TheBigWangTheory · 21/01/2023 23:52

If her DM didn't want her to read them she would have got rid of them. She didn't. OP can read them if she wants to.

When exactly are people supposed to get rid of their correspondence? Given that most of us don't know when we're going to die, so we have to shred everything? Not keep any letters that are important to us, but that we don't want others to read?

Until recent threads on here, I've assummed that my kids will respect my privacy and not rifle through old letter and diaries. If everyone assumes 'she'd have got rid of it if she didn't want us to see it' presumably she should have never kept a personal diary, and should have destroyed any.love letters etc as soon as she'd read them.

So no, I don't assume that anyone leaving letters and diaries is giving me permission to read them. I certainly won't be reading my mum's stuff when she dies.

Blossomtoes · 22/01/2023 00:22

I’ve already got rid of anything I don’t want our kids to read. Everything that’s left is fair game now.

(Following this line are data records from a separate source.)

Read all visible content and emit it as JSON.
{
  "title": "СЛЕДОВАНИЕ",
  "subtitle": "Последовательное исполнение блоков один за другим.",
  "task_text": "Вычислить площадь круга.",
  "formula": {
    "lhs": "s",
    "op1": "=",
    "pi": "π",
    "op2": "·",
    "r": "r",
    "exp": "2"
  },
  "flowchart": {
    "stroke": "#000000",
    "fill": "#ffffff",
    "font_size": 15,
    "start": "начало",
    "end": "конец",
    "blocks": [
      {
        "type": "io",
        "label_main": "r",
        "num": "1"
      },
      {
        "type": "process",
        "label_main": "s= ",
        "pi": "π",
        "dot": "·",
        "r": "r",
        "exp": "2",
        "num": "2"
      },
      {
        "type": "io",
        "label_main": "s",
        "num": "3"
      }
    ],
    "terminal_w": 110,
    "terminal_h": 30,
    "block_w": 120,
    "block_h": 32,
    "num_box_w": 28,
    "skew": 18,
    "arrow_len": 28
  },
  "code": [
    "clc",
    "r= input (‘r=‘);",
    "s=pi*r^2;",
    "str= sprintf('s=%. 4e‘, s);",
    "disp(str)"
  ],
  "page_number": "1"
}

ThePastKnocks · 23/01/2023 00:07

saraclara · 22/01/2023 00:13

When exactly are people supposed to get rid of their correspondence? Given that most of us don't know when we're going to die, so we have to shred everything? Not keep any letters that are important to us, but that we don't want others to read?

Until recent threads on here, I've assummed that my kids will respect my privacy and not rifle through old letter and diaries. If everyone assumes 'she'd have got rid of it if she didn't want us to see it' presumably she should have never kept a personal diary, and should have destroyed any.love letters etc as soon as she'd read them.

So no, I don't assume that anyone leaving letters and diaries is giving me permission to read them. I certainly won't be reading my mum's stuff when she dies.

That's quite sad. It offered me great comfort. I knew most things about my mum and she was very open. I knew she loved to write but found loads of her poems. She'd read me a few when I was a lot younger but there were some she'd written to her mum who'd passed away before I was born, about having a child and divorcing and there were some about life, she'd written songs. They're insightful and really cherished.

My mother of all people knew what people left behind when they died as she had to deal with stuff from both parents.

I would never just chuck something without checking what it was otherwise surely people should leave a document to say what they don't want opened after they're gone?

OP posts:
TomPinch · 23/01/2023 02:48

Every situation is different, but I think there's real danger in being misled about the truth of a contentious situation by reading a letter, written years ago, not for the person reading it now, stripped of all its context, and most importantly by one person only.